Remont notes that the overall reliability and cost of a single-blade solution is significantly optimized when compared to the traditional architecture. This is particularly true considering that many traditional systems use a mix of CPU architectures to ensure reliability. By running all workloads on the same architecture instead, developers can speed time-to-market, reducing total cost of ownership, and accelerate the certification process.

Running Workloads with Mixed Critically

One of the most important issues complicating safety certification is mixed criticality. Complex systems have a variety of workloads that need to meet varying levels of safety requirements, based on their probability of occurrence and impact in case of failure. Further complicating design is the use of virtualization, which allows a single hardware controller to accommodate workloads for multiple machines.

The introduction of IT/business workloads and IoT connectivity to applications like factory automation adds yet another layer of complexity. Being able to monitor factory equipment remotely can significantly improve operating efficiency by turning real-time data into actionable intelligence.

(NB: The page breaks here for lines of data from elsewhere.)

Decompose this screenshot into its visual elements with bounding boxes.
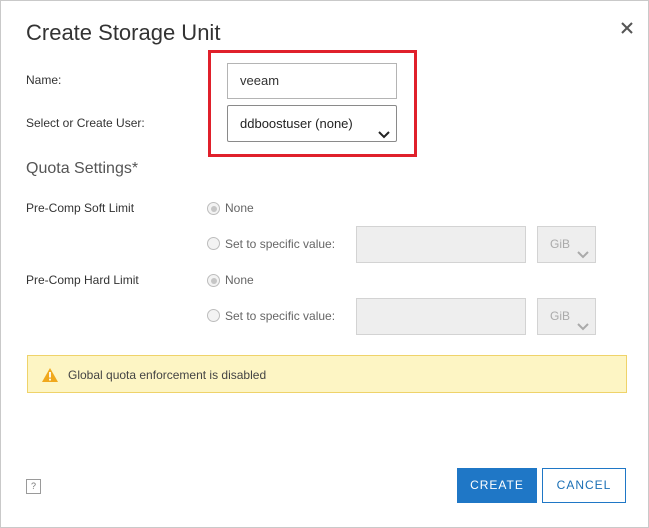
help-icon[interactable]: ? — [26, 479, 41, 494]
soft-unit-select[interactable]: GiB — [537, 226, 596, 263]
hard-limit-label: Pre-Comp Hard Limit — [26, 273, 139, 287]
chevron-down-icon — [577, 239, 589, 274]
name-label: Name: — [26, 73, 62, 87]
hard-none-radio[interactable] — [207, 274, 220, 287]
highlight-box — [208, 50, 417, 157]
soft-unit-value: GiB — [550, 237, 571, 251]
soft-limit-label: Pre-Comp Soft Limit — [26, 201, 135, 215]
create-storage-unit-dialog: Create Storage Unit Name: veeam Select o… — [0, 0, 649, 528]
hard-specific-radio[interactable] — [207, 309, 220, 322]
soft-specific-radio[interactable] — [207, 237, 220, 250]
warning-icon — [41, 367, 59, 388]
create-button[interactable]: CREATE — [457, 468, 537, 503]
hard-specific-label: Set to specific value: — [225, 309, 336, 323]
close-icon[interactable] — [616, 17, 638, 39]
hard-unit-select[interactable]: GiB — [537, 298, 596, 335]
soft-none-radio[interactable] — [207, 202, 220, 215]
quota-warning-banner: Global quota enforcement is disabled — [27, 355, 627, 393]
chevron-down-icon — [577, 311, 589, 346]
hard-value-input[interactable] — [356, 298, 526, 335]
soft-value-input[interactable] — [356, 226, 526, 263]
quota-settings-title: Quota Settings* — [26, 160, 139, 177]
soft-specific-label: Set to specific value: — [225, 237, 336, 251]
hard-unit-value: GiB — [550, 309, 571, 323]
user-label: Select or Create User: — [26, 116, 145, 130]
warning-text: Global quota enforcement is disabled — [68, 368, 267, 382]
soft-none-label: None — [225, 201, 254, 215]
dialog-title: Create Storage Unit — [26, 20, 221, 45]
cancel-button[interactable]: CANCEL — [542, 468, 626, 503]
hard-none-label: None — [225, 273, 254, 287]
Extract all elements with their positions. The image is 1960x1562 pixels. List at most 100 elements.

But smarter manufacturing requires a robust and secure implementation that does not compromise the reliable operation of the system. The workloads that enable these advanced features could be third-party software and may not have been written to meet stringent safety requirements. Consider how a communications library that prioritizes guaranteed delivery could violate critical real-time deadlines as a consequence.

To mitigate such risks, systems need to be able to isolate and protect the safe workloads from "non-safe" workloads. In other words, if the user interface (UI) crashes, the failure must be contained to prevent the main system from acting unpredictably. Similarly, if a machine in a virtualized environment goes down, this should not impact the other virtual machines sharing that environment.

Using a Safety-Critical OS

For these and other reasons, safety needs to be an integral part of a system's OS. As such, Wind River supports the Intel^® Xeon^® processor D-1529 with its safety-focused Linux and VxWorks OSs. These OSs provide a virtualized environment with advanced time and space partitioning capabilities that can support mixed criticality across diverse workloads.

Wind River also supports the platform through its Simics virtual development environment. This platform allows developers to model the Intel^® Xeon^® processor D-1529 along with the surrounding system ahead of hardware availability (Figure 3).

Figure 3. Wind River Simics enables whole-system simulation. (Source: Wind River)

Managing Complexity

Designing safe systems is only going to get more complicated as the Internet of Things becomes more pervasive. By considering safety at the onset of design and integrating safety mechanisms from the ground up, OEMs can have confidence their products will meet safety requirements today and tomorrow.